Using the GDELT public database in Google query, I am trying to find the top themes associated with Israeli Prime Minister Benjamin Netanyahu around March 3, 2015.
I used the following SQL query
SELECT theme, COUNT(*) as count
FROM (
select REGEXP_REPLACE(SPLIT(V2Themes,';'), r',.*', '') theme
from `gdelt-bq.gdeltv2.gkg`
where DATE>20150302000000 and DATE < 20150304000000 and V2Persons like '%Netanyahu%'
)
group by theme
ORDER BY 2 DESC
LIMIT 300
The split is necessary because the V2Themes column uses nested listings. I then want to remove the character offset. This should give me the following:
Row theme count
1 GENERAL_GOVERNMENT 33677
2 LEADER 33405
3 TAX_FNCACT_MINISTER 31174
4 .... ...
But I get an error instead:
No matching signature for function REGEXP_REPLACE for argument types: ARRAY<STRING>, STRING, STRING.

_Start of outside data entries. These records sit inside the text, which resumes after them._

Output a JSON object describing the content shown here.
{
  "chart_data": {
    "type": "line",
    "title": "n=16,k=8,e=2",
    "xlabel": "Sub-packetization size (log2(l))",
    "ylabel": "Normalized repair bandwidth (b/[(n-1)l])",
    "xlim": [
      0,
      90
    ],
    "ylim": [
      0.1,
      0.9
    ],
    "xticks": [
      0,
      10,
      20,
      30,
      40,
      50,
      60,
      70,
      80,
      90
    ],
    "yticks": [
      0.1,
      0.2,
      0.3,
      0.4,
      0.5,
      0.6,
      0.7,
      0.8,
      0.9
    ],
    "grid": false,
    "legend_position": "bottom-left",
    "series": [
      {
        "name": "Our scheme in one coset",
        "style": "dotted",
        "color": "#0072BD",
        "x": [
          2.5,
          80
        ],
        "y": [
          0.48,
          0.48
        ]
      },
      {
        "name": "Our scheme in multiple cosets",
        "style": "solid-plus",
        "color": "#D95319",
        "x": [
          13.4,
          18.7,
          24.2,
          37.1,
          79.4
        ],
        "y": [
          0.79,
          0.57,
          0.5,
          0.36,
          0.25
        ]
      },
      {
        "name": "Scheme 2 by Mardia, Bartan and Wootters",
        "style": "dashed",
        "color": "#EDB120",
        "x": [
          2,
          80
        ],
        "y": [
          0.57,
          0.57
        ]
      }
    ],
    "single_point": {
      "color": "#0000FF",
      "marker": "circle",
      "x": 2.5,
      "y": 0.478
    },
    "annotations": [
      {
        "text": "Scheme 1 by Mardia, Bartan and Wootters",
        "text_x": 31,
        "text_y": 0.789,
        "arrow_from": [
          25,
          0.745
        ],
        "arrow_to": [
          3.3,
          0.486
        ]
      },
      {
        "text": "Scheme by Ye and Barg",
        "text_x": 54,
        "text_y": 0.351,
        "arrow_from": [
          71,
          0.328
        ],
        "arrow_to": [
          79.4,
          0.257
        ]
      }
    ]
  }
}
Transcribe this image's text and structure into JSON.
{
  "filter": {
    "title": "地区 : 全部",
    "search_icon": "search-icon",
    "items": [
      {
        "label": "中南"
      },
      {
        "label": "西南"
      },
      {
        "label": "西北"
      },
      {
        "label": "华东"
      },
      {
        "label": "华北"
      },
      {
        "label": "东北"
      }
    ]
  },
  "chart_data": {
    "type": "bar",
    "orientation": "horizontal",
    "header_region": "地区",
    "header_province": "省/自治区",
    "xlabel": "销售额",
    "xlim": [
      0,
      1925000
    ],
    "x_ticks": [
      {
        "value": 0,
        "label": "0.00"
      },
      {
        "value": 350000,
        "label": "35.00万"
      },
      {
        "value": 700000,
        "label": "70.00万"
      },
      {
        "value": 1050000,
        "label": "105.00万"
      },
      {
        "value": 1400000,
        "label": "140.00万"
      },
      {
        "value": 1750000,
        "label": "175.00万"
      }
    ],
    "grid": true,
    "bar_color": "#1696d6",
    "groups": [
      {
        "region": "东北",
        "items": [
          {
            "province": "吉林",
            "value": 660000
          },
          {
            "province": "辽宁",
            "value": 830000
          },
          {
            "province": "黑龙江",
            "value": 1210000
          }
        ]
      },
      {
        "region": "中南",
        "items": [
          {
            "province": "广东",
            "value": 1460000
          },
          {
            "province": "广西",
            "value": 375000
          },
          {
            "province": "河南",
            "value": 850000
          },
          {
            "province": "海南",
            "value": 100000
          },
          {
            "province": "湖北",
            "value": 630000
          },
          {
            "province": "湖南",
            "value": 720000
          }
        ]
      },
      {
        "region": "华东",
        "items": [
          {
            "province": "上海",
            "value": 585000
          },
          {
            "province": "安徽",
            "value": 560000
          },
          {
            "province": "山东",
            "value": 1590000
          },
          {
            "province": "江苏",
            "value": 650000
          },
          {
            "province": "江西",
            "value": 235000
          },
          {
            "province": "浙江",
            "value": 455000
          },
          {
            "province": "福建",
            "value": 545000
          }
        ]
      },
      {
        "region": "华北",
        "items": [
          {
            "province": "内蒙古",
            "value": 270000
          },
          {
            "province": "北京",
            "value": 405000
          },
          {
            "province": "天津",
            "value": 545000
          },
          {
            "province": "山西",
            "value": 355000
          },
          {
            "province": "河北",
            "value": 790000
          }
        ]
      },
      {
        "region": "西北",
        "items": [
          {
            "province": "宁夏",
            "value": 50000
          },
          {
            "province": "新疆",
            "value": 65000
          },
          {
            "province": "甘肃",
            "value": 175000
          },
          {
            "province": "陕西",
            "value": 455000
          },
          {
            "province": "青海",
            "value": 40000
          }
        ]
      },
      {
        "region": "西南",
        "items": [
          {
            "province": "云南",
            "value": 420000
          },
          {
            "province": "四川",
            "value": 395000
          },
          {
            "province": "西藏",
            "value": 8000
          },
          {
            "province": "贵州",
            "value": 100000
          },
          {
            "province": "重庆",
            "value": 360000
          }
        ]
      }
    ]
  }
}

I understand that SPLIT() creates an array of strings, but I do not know how to resolve this issue.
Is there another function I should use, or can this problem be resolved in another way?
*EDIT
The query works when it is run with Legacy SQL (also need to change the quotation marks to squared brackets). How can I achieve the same using standard SQL?